Home
Java from First Principles / Chapter 4 — Strings Deep Dive

Strings Deep Dive

Why == lies. The String Pool. StringBuilder vs StringBuffer vs string concatenation in a loop. The 1000-object trap.


The most-used class in Java

Almost every Java program manipulates strings. Names, IDs, URLs, log messages, JSON payloads, SQL queries — all strings. Yet String is also the source of more subtle bugs than almost any other class. The == vs .equals() confusion. The "Strings are immutable, so concatenation in a loop is slow" trap. The interview question that asks "what does == return for two strings with the same content?" and watches you sweat.

This chapter is the deep dive on Strings. Why they're immutable. How the String Pool actually works. When to use StringBuilder vs StringBuffer vs plain +. The text blocks added in modern Java. The performance gotchas that bite at scale.

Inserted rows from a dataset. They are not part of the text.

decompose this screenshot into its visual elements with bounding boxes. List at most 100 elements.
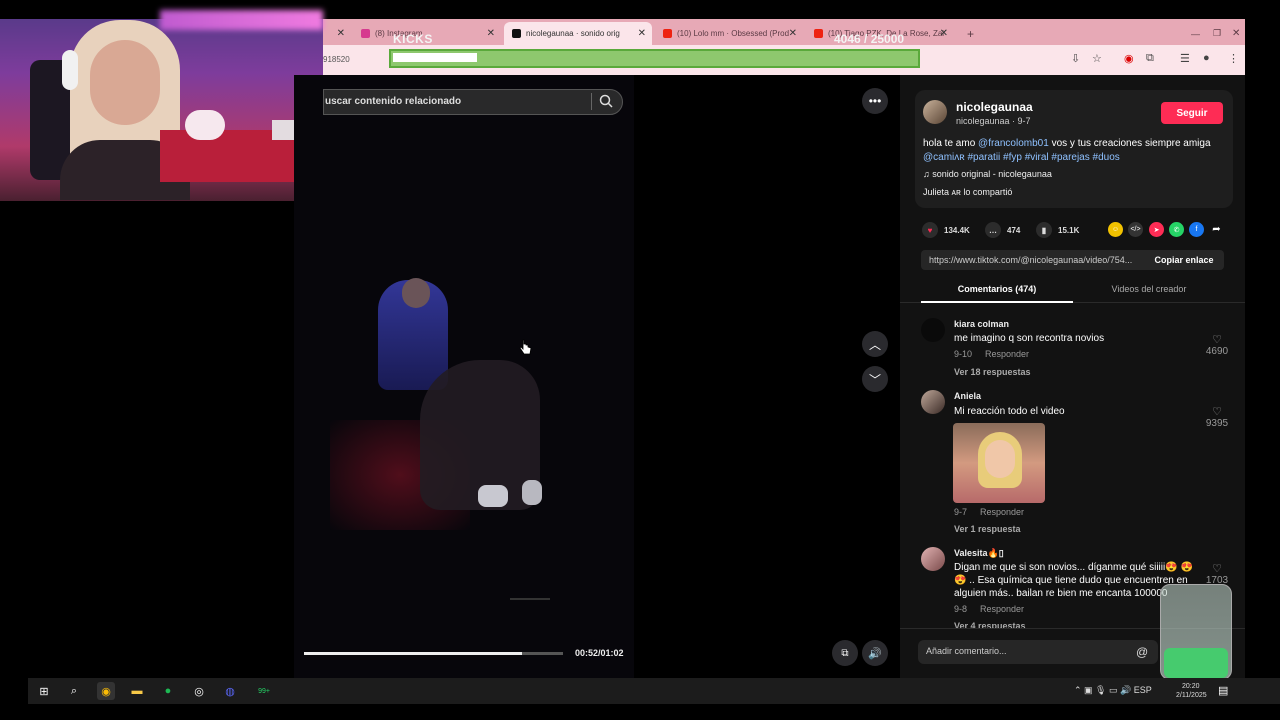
menu-kebab-icon[interactable]: ⋮ <box>1228 52 1239 65</box>
facebook-icon[interactable]: f <box>1189 222 1204 237</box>
volume-button[interactable]: 🔊 <box>862 640 888 666</box>
comment-avatar[interactable] <box>921 390 945 414</box>
file-explorer-icon[interactable]: ▬ <box>128 682 146 700</box>
close-tab-icon[interactable]: ✕ <box>638 28 646 39</box>
tab-partial[interactable]: ✕ <box>323 22 351 45</box>
reply-button[interactable]: Responder <box>985 349 1029 359</box>
comment-author[interactable]: Aniela <box>954 391 981 401</box>
previous-video-button[interactable]: ︿ <box>862 331 888 357</box>
post-link-field[interactable]: https://www.tiktok.com/@nicolegaunaa/vid… <box>921 250 1144 270</box>
heart-icon: ♥ <box>922 222 938 238</box>
creator-username[interactable]: nicolegaunaa <box>956 100 1033 114</box>
goal-counter: 4046 / 25000 <box>834 32 905 46</box>
creator-avatar[interactable] <box>923 100 947 124</box>
spotify-icon[interactable]: ● <box>159 682 177 700</box>
gif-person-face <box>985 440 1015 478</box>
close-tab-icon[interactable]: ✕ <box>789 28 797 39</box>
obs-icon[interactable]: ◎ <box>190 682 208 700</box>
search-icon[interactable]: ⌕ <box>65 682 83 700</box>
view-replies-button[interactable]: Ver 18 respuestas <box>954 367 1031 377</box>
kicks-overlay-label: KICKS <box>393 32 433 46</box>
video-time: 00:52/01:02 <box>575 648 624 658</box>
whatsapp-icon[interactable]: ✆ <box>1169 222 1184 237</box>
install-icon[interactable]: ⇩ <box>1071 52 1080 65</box>
like-stat[interactable]: ♥ 134.4K <box>922 222 970 238</box>
comment-stat[interactable]: … 474 <box>985 222 1020 238</box>
search-placeholder: uscar contenido relacionado <box>325 96 462 107</box>
comment-avatar[interactable] <box>921 547 945 571</box>
caption-text: vos y tus creaciones siempre amiga <box>1048 138 1211 149</box>
next-video-button[interactable]: ﹀ <box>862 366 888 392</box>
dancer-male-head <box>402 278 430 308</box>
ellipsis-icon: ••• <box>868 94 882 108</box>
caption-hashtags[interactable]: @camiʌʀ #paratii #fyp #viral #parejas #d… <box>923 152 1120 163</box>
comment-date: 9-7 <box>954 507 968 517</box>
system-tray[interactable]: ⌃ ▣ 🎙 ▭ 🔊 ESP <box>1074 685 1152 696</box>
pip-icon: ⧉ <box>841 647 849 659</box>
plush-toy <box>185 110 225 140</box>
share-arrow-icon[interactable]: ➦ <box>1209 222 1224 237</box>
comment-date: 9-10 <box>954 349 973 359</box>
save-stat[interactable]: ▮ 15.1K <box>1036 222 1079 238</box>
close-tab-icon[interactable]: ✕ <box>940 28 948 39</box>
bookmark-star-icon[interactable]: ☆ <box>1092 52 1102 65</box>
tab-label: nicolegaunaa · sonido orig <box>526 29 620 38</box>
comment-like[interactable]: ♡ 9395 <box>1202 405 1232 429</box>
caption-text: hola te amo <box>923 138 979 149</box>
extensions-icon[interactable]: ⧉ <box>1146 52 1154 65</box>
heart-outline-icon: ♡ <box>1212 406 1222 418</box>
shared-by[interactable]: Julieta ᴀʀ lo compartió <box>923 187 1012 197</box>
youtube-icon <box>814 29 823 38</box>
comment-text: me imagino q son recontra novios <box>954 333 1105 344</box>
comment-author[interactable]: kiara colman <box>954 319 1009 329</box>
chrome-icon[interactable]: ◉ <box>97 682 115 700</box>
tab-tiktok[interactable]: nicolegaunaa · sonido orig ✕ <box>504 22 652 45</box>
active-tab-indicator <box>921 301 1073 303</box>
language-indicator[interactable]: ESP <box>1134 685 1152 695</box>
comment-like[interactable]: ♡ 1703 <box>1202 562 1232 586</box>
comment-avatar[interactable] <box>921 318 945 342</box>
url-fragment[interactable]: 918520 <box>323 55 350 64</box>
windows-start-icon[interactable]: ⊞ <box>35 682 53 700</box>
close-tab-icon[interactable]: ✕ <box>487 28 495 39</box>
mention-icon[interactable]: @ <box>1136 645 1148 659</box>
kicks-jar-fill <box>1164 648 1228 678</box>
comment-like[interactable]: ♡ 4690 <box>1202 333 1232 357</box>
reply-button[interactable]: Responder <box>980 507 1024 517</box>
close-window-icon[interactable]: ✕ <box>1224 22 1248 45</box>
tab-creator-videos[interactable]: Videos del creador <box>1073 284 1225 294</box>
reply-button[interactable]: Responder <box>980 604 1024 614</box>
sound-link[interactable]: ♫ sonido original - nicolegaunaa <box>923 169 1052 179</box>
dancer-shoe <box>478 485 508 507</box>
tab-youtube-1[interactable]: (10) Lolo mm · Obsessed (Prod ✕ <box>655 22 803 45</box>
friends-share-icon[interactable]: ☺ <box>1108 222 1123 237</box>
comment-text: Digan me que si son novios... díganme qu… <box>954 562 1193 599</box>
view-replies-button[interactable]: Ver 1 respuesta <box>954 524 1021 534</box>
comment-like-count: 9395 <box>1205 418 1229 429</box>
goal-progress-fill <box>393 53 477 62</box>
playlist-icon[interactable]: ☰ <box>1180 52 1190 65</box>
embed-icon[interactable]: </> <box>1128 222 1143 237</box>
send-icon[interactable]: ➤ <box>1149 222 1164 237</box>
clock-time[interactable]: 20:20 <box>1182 683 1200 690</box>
new-tab-button[interactable]: + <box>959 22 975 45</box>
copy-link-button[interactable]: Copiar enlace <box>1144 250 1224 270</box>
more-options-button[interactable]: ••• <box>862 88 888 114</box>
discord-icon[interactable]: ◍ <box>221 682 239 700</box>
notifications-icon[interactable]: ▤ <box>1218 684 1228 697</box>
pip-button[interactable]: ⧉ <box>832 640 858 666</box>
opera-icon[interactable]: ◉ <box>1124 52 1134 65</box>
chevron-down-icon: ﹀ <box>868 372 881 387</box>
add-comment-input[interactable]: Añadir comentario... <box>918 640 1158 664</box>
clock-date[interactable]: 2/11/2025 <box>1176 692 1207 699</box>
search-icon[interactable] <box>598 93 614 109</box>
whatsapp-taskbar-icon[interactable]: 99+ <box>252 682 276 700</box>
comment-author[interactable]: Valesita🔥▯ <box>954 548 1004 559</box>
streamer-face <box>90 40 160 125</box>
close-tab-icon[interactable]: ✕ <box>337 28 345 39</box>
profile-avatar[interactable]: ● <box>1203 52 1210 64</box>
caption-mention[interactable]: @francolomb01 <box>978 138 1049 149</box>
tab-comments[interactable]: Comentarios (474) <box>921 284 1073 294</box>
follow-button[interactable]: Seguir <box>1161 102 1223 124</box>
view-replies-button[interactable]: Ver 4 respuestas <box>954 621 1026 628</box>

It's a longer chapter than you might expect for "just strings." That's because String behaviour underpins so much of Java's correctness story that getting it right matters more than getting almost any other class right.


Strings are immutable

A String in Java cannot be changed after it's created. Every method that "modifies" a string actually returns a new String:

Java
String s = "hello";
s.toUpperCase();             // does nothing visible — return value discarded
System.out.println(s);       // "hello"

s = s.toUpperCase();          // assigns the new String to s
System.out.println(s);       // "HELLO"

The original "hello" String object never changed. toUpperCase() created a new String containing "HELLO" and returned it. If you don't capture the return value, the new String is immediately garbage.

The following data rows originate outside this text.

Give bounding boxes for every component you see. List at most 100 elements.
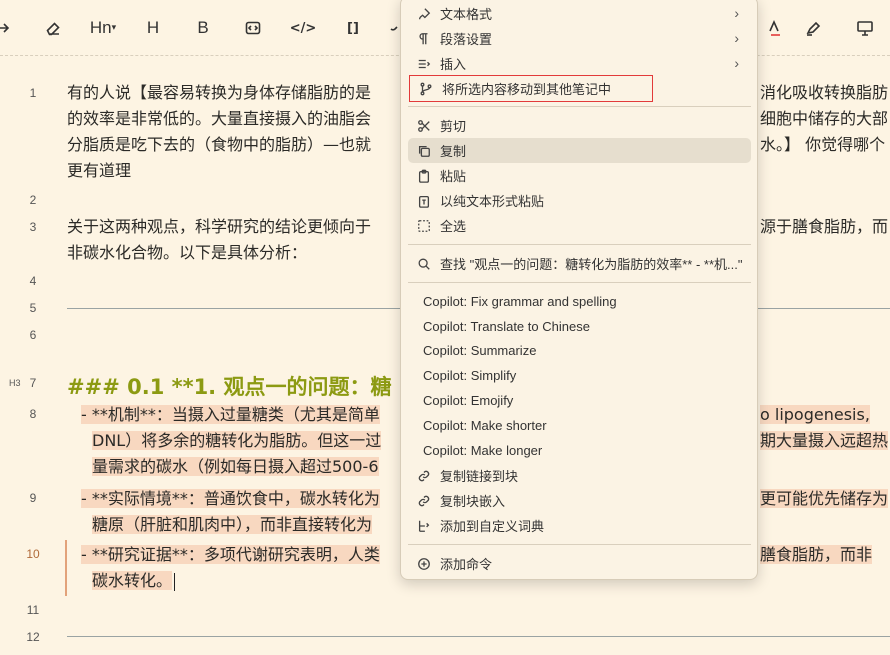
- menu-item-label: Copilot: Translate to Chinese: [423, 319, 590, 334]
- menu-item-move-to-note[interactable]: 将所选内容移动到其他笔记中: [409, 75, 653, 102]
- plus-circle-icon: [416, 556, 432, 572]
- search-icon: [416, 256, 432, 272]
- clipboard-icon: [416, 168, 432, 184]
- menu-item-copy-block-link[interactable]: 复制链接到块: [408, 463, 751, 488]
- menu-item-copilot-longer[interactable]: Copilot: Make longer: [408, 438, 751, 463]
- menu-item-add-dictionary[interactable]: 添加到自定义词典: [408, 513, 751, 538]
- chevron-right-icon: ›: [734, 30, 739, 46]
- paragraph-text: 分脂质是吃下去的（食物中的脂肪）—也就: [67, 135, 372, 154]
- menu-item-label: 全选: [440, 219, 467, 234]
- menu-item-label: 段落设置: [440, 32, 493, 47]
- menu-item-cut[interactable]: 剪切: [408, 113, 751, 138]
- present-icon[interactable]: [852, 16, 878, 40]
- menu-item-label: 复制块嵌入: [440, 494, 506, 509]
- horizontal-rule: [67, 636, 890, 637]
- list-item-text: 量需求的碳水（例如每日摄入超过500-6: [92, 454, 379, 480]
- menu-item-copilot-summarize[interactable]: Copilot: Summarize: [408, 338, 751, 363]
- heading-n-button[interactable]: Hn ▾: [88, 16, 118, 40]
- code-block-icon[interactable]: [240, 16, 266, 40]
- menu-item-label: Copilot: Summarize: [423, 343, 537, 358]
- menu-item-label: 添加命令: [440, 557, 493, 572]
- insert-icon: [416, 56, 432, 72]
- menu-item-copilot-shorter[interactable]: Copilot: Make shorter: [408, 413, 751, 438]
- list-item-text: 期大量摄入远超热: [760, 428, 889, 454]
- menu-item-label: Copilot: Fix grammar and spelling: [423, 294, 617, 309]
- pilcrow-icon: [416, 31, 432, 47]
- menu-item-label: 剪切: [440, 119, 467, 134]
- menu-item-paragraph-settings[interactable]: 段落设置 ›: [408, 26, 751, 51]
- text-color-icon[interactable]: [762, 16, 788, 40]
- paragraph-text: 消化吸收转换脂肪: [760, 83, 889, 102]
- inline-code-button[interactable]: </>: [289, 16, 317, 40]
- heading-label: H: [146, 18, 160, 37]
- clipboard-text-icon: [416, 193, 432, 209]
- line-number: 11: [26, 603, 40, 617]
- list-item-text: 期大量摄入远超热: [760, 431, 889, 450]
- line-number: 12: [26, 630, 40, 644]
- menu-item-label: Copilot: Make shorter: [423, 418, 547, 433]
- menu-item-copy[interactable]: 复制: [408, 138, 751, 163]
- list-item-text: 更可能优先储存为: [760, 489, 889, 508]
- menu-item-copy-block-embed[interactable]: 复制块嵌入: [408, 488, 751, 513]
- line-number: 3: [29, 220, 37, 234]
- line-number: 1: [29, 86, 37, 100]
- text-cursor: [174, 572, 176, 591]
- list-item-text: 膳食脂肪，而非: [760, 542, 873, 568]
- list-item-text: o lipogenesis,: [760, 405, 870, 424]
- list-item-text: 碳水转化。: [92, 568, 176, 594]
- select-all-icon: [416, 218, 432, 234]
- menu-item-copilot-simplify[interactable]: Copilot: Simplify: [408, 363, 751, 388]
- list-item-text: - **机制**：当摄入过量糖类（尤其是简单: [81, 405, 380, 424]
- menu-item-select-all[interactable]: 全选: [408, 213, 751, 238]
- scissors-icon: [416, 118, 432, 134]
- bold-label: B: [197, 18, 209, 37]
- git-branch-icon: [418, 81, 434, 97]
- heading-n-label: Hn: [89, 18, 112, 37]
- menu-item-find[interactable]: 查找 "观点一的问题：糖转化为脂肪的效率** - **机...": [408, 251, 751, 276]
- list-item-text: - **研究证据**：多项代谢研究表明，人类: [81, 545, 380, 564]
- menu-item-label: 复制链接到块: [440, 469, 519, 484]
- menu-item-copilot-translate[interactable]: Copilot: Translate to Chinese: [408, 314, 751, 339]
- bracket-button[interactable]: []: [340, 16, 366, 40]
- menu-item-label: 添加到自定义词典: [440, 519, 545, 534]
- list-item-text: 碳水转化。: [92, 571, 173, 590]
- menu-item-text-format[interactable]: 文本格式 ›: [408, 1, 751, 26]
- line-number: 4: [29, 274, 37, 288]
- paragraph-text: 水。】 你觉得哪个: [760, 135, 886, 154]
- menu-item-label: 将所选内容移动到其他笔记中: [442, 82, 612, 97]
- copy-icon: [416, 143, 432, 159]
- menu-item-add-command[interactable]: 添加命令: [408, 551, 751, 576]
- menu-separator: [408, 106, 751, 107]
- menu-item-copilot-emojify[interactable]: Copilot: Emojify: [408, 388, 751, 413]
- list-item: - **实际情境**：普通饮食中，碳水转化为: [81, 486, 380, 512]
- paragraph-text: 源于膳食脂肪，而: [760, 217, 889, 236]
- bracket-label: []: [347, 20, 359, 36]
- line-number: 6: [29, 328, 37, 342]
- menu-separator: [408, 544, 751, 545]
- menu-item-paste[interactable]: 粘贴: [408, 163, 751, 188]
- line-number: 5: [29, 301, 37, 315]
- highlighter-icon[interactable]: [800, 16, 826, 40]
- line-number: 7: [29, 376, 37, 390]
- heading-text: ### 0.1 **1. 观点一的问题：糖: [67, 375, 392, 399]
- list-item-text: DNL）将多余的糖转化为脂肪。但这一过: [92, 431, 382, 450]
- menu-item-label: 查找 "观点一的问题：糖转化为脂肪的效率** - **机...": [440, 257, 743, 272]
- menu-item-label: 粘贴: [440, 169, 467, 184]
- chevron-right-icon: ›: [734, 55, 739, 71]
- list-item-text: 糖原（肝脏和肌肉中），而非直接转化为: [92, 515, 373, 534]
- bold-button[interactable]: B: [190, 16, 216, 40]
- link-icon: [416, 493, 432, 509]
- menu-item-insert[interactable]: 插入 ›: [408, 51, 751, 76]
- menu-item-label: 插入: [440, 57, 467, 72]
- paragraph-text: 非碳水化合物。以下是具体分析：: [67, 243, 308, 262]
- heading-level-tag: H3: [9, 378, 21, 388]
- list-item-text: 更可能优先储存为: [760, 486, 889, 512]
- line-number: 9: [29, 491, 37, 505]
- inline-code-label: </>: [289, 20, 317, 36]
- menu-item-paste-plain[interactable]: 以纯文本形式粘贴: [408, 188, 751, 213]
- menu-item-copilot-fix-grammar[interactable]: Copilot: Fix grammar and spelling: [408, 289, 751, 314]
- eraser-icon[interactable]: [40, 16, 66, 40]
- menu-item-label: Copilot: Make longer: [423, 443, 543, 458]
- redo-icon[interactable]: [0, 16, 16, 40]
- heading-button[interactable]: H: [140, 16, 166, 40]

Why immutable? Several real reasons:

**Thread safety.** Multiple threads can share a String reference without any synchronization. There's nothing to mutate, so there's no race condition.

**Caching.** Strings can be safely interned (deduplicated) because we know none of them will ever change.

**Hash code caching.** String.hashCode() is cached after the first call. This makes Strings ideal as HashMap keys — they're cheap to hash repeatedly.

**Security.** A String passed to a method (a file path, a URL, a SQL query) can't be tampered with by the receiving code. The caller knows the value won't change behind their back.

The cost is that "modifying" a String creates a new one. For a single call this is invisible. For a million calls in a tight loop, it matters — which is why StringBuilder exists.


The String Pool

When you write a String literal in Java source code, the JVM stores it in a special area of the heap called the **String Pool** (sometimes called the string intern pool).

String Pool: how Java deduplicates string literals Code String a = "Alice"; String b = "Alice"; String c = new String("Alice"); a == b true a == c false a.equals(c) true Heap String Pool "Alice" 0xA1 String "Alice" 0xB2 a → b → c →
String literals like "Alice" are interned — written once into the pool, reused by every variable that asks for the same text. new String("Alice") bypasses the pool and creates a fresh object on the heap. That's why a == b is true but a == c is false.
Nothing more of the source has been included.